Ce qui marque finalement dans la trilogie empirique que nous avons définie au début de ce texte (A fleur de peau, Hors d’atteinte et L’Anglais), c’est que ce sont des films qui ont beaucoup de "classe". La classe, visuelle, évidemment, de cette photographie très léchée et de ces acteurs de prestige. La classe, aussi, de cette conscience, déférente et bien assimilée, de ce qu’ils doivent à l’histoire du cinéma qui les a précédés. Et la classe, en dernier lieu, d’avoir du cœur.

(1) En réalité, entre A fleur de peau et Hors d’atteinte, Soderbergh a tourné l’inclassable comédie expérimentale Schizopolis ainsi qu’un documentaire consacré à l’écrivain Spalding Gray.
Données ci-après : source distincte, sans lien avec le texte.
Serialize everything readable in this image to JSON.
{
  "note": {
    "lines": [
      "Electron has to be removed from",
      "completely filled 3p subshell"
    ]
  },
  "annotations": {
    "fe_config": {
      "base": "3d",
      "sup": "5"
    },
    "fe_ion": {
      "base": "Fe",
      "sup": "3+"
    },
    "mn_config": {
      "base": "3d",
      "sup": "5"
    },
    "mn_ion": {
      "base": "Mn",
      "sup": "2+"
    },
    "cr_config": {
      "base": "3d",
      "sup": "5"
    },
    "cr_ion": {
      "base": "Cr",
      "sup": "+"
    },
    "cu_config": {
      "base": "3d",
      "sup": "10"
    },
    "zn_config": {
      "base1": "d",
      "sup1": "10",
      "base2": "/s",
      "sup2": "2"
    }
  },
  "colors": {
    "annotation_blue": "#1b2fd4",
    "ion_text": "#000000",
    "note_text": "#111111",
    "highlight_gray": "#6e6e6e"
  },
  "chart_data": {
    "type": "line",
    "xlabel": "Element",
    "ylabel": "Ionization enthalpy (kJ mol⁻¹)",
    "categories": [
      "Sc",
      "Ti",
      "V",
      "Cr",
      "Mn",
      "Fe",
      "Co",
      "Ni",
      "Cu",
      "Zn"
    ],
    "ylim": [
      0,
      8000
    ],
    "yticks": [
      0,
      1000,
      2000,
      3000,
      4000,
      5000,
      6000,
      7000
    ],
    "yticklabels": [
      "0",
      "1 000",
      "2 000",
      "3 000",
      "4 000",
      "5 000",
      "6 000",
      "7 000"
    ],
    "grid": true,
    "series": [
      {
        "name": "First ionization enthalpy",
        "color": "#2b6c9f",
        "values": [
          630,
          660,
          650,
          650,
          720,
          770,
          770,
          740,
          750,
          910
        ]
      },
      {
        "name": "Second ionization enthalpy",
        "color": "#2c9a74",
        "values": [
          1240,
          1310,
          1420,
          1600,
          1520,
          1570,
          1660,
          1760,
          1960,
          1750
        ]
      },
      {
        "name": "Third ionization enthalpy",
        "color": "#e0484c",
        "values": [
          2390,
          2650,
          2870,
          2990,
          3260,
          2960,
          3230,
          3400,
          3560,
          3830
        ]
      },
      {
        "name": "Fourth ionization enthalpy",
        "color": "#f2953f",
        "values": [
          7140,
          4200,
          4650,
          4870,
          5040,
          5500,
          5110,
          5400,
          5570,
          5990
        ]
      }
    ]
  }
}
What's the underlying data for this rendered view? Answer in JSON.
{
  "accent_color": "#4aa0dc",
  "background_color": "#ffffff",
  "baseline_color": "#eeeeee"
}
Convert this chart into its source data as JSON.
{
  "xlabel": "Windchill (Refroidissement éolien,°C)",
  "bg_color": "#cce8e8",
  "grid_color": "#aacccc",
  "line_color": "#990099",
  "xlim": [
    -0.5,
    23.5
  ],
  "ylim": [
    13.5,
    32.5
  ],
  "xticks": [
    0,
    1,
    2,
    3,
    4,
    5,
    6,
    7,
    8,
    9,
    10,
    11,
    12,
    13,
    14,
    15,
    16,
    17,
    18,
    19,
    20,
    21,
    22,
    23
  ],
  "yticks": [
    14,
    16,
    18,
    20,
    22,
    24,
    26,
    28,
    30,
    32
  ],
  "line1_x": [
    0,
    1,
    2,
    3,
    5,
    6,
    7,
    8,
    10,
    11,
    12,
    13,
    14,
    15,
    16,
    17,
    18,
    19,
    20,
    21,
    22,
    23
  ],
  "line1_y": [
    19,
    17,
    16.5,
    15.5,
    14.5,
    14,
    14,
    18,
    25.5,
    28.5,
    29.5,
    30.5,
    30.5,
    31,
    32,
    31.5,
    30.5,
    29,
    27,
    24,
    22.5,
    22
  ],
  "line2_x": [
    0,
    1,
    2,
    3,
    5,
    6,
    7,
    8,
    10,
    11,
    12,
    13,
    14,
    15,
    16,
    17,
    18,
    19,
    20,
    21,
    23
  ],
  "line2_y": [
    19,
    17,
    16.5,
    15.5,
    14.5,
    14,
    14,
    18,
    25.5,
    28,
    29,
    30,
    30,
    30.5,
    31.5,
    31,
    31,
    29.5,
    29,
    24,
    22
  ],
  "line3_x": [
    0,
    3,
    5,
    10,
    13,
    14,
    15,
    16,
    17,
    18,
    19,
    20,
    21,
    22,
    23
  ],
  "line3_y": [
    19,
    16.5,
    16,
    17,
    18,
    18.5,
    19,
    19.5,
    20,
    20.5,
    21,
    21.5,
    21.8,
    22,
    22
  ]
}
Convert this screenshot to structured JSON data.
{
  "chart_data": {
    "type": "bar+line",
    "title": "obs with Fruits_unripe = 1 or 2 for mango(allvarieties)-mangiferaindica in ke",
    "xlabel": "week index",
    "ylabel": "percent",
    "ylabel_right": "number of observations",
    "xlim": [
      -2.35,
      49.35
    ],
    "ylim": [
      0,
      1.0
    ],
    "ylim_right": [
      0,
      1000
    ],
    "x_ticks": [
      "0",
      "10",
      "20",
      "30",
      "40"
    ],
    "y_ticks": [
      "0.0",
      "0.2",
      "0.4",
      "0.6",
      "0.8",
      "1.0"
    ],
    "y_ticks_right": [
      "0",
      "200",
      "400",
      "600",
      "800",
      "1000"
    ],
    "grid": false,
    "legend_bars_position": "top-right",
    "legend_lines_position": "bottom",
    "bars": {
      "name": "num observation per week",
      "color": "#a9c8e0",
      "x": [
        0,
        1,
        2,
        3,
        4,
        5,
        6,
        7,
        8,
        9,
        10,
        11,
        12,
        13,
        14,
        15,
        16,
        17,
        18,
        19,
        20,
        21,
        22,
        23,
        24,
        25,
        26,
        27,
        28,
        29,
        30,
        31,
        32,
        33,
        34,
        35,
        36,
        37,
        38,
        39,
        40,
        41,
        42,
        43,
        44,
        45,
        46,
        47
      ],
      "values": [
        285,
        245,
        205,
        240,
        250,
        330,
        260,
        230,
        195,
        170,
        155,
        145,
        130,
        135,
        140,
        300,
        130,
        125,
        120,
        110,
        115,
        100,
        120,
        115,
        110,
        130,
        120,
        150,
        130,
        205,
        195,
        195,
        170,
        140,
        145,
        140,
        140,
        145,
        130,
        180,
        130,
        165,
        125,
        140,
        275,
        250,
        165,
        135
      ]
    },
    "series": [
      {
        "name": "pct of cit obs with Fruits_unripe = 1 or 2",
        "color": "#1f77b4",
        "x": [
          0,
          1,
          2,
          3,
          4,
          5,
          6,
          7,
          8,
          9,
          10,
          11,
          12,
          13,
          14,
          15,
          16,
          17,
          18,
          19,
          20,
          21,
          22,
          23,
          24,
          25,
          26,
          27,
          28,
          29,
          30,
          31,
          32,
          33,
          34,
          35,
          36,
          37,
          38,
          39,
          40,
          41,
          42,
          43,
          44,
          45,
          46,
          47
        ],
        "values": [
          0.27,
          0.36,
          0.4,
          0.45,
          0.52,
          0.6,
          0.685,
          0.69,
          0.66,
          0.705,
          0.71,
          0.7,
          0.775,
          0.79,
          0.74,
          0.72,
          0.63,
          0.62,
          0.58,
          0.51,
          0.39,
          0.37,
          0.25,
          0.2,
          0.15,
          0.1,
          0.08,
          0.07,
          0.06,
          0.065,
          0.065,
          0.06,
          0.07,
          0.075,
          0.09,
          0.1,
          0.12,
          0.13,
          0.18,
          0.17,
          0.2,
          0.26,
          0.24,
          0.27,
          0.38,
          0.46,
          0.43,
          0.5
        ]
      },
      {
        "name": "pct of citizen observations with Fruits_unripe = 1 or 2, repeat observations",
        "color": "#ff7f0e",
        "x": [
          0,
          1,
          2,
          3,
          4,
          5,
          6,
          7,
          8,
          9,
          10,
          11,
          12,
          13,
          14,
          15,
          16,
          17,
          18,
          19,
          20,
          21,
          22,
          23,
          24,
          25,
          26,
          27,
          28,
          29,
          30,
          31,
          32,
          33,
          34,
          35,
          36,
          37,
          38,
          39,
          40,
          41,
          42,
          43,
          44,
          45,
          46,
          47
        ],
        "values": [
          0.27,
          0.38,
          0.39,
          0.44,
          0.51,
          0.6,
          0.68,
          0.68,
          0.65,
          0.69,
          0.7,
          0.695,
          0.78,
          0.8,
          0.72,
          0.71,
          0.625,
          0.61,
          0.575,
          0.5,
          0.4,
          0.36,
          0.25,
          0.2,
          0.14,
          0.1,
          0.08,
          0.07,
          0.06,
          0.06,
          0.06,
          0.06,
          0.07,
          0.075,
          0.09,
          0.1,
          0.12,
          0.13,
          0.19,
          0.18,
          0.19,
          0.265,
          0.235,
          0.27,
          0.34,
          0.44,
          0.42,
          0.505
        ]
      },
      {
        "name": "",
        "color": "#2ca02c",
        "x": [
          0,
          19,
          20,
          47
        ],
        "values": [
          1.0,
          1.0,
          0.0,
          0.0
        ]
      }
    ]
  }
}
(2) Il faut toutefois noter que le premier montage du film, conforme au scénario de Lem Dobbs, était beaucoup plus linéaire, et que c’est grâce à l’aide de Cliff Martinez, compositeur d’une bande sonore abstraite laissant une grande part au mystère et à la sensorialité, que Steven Soderbergh a entrepris de pousser encore plus loin les procédés de montage déstructuré déjà à l’œuvre dans A fleur de peau ou Hors d’atteinte.
(3) Moins de neuf mois entre le « yes » de la production et les premières projections. Pour un film américain, c’est extraordinairement court.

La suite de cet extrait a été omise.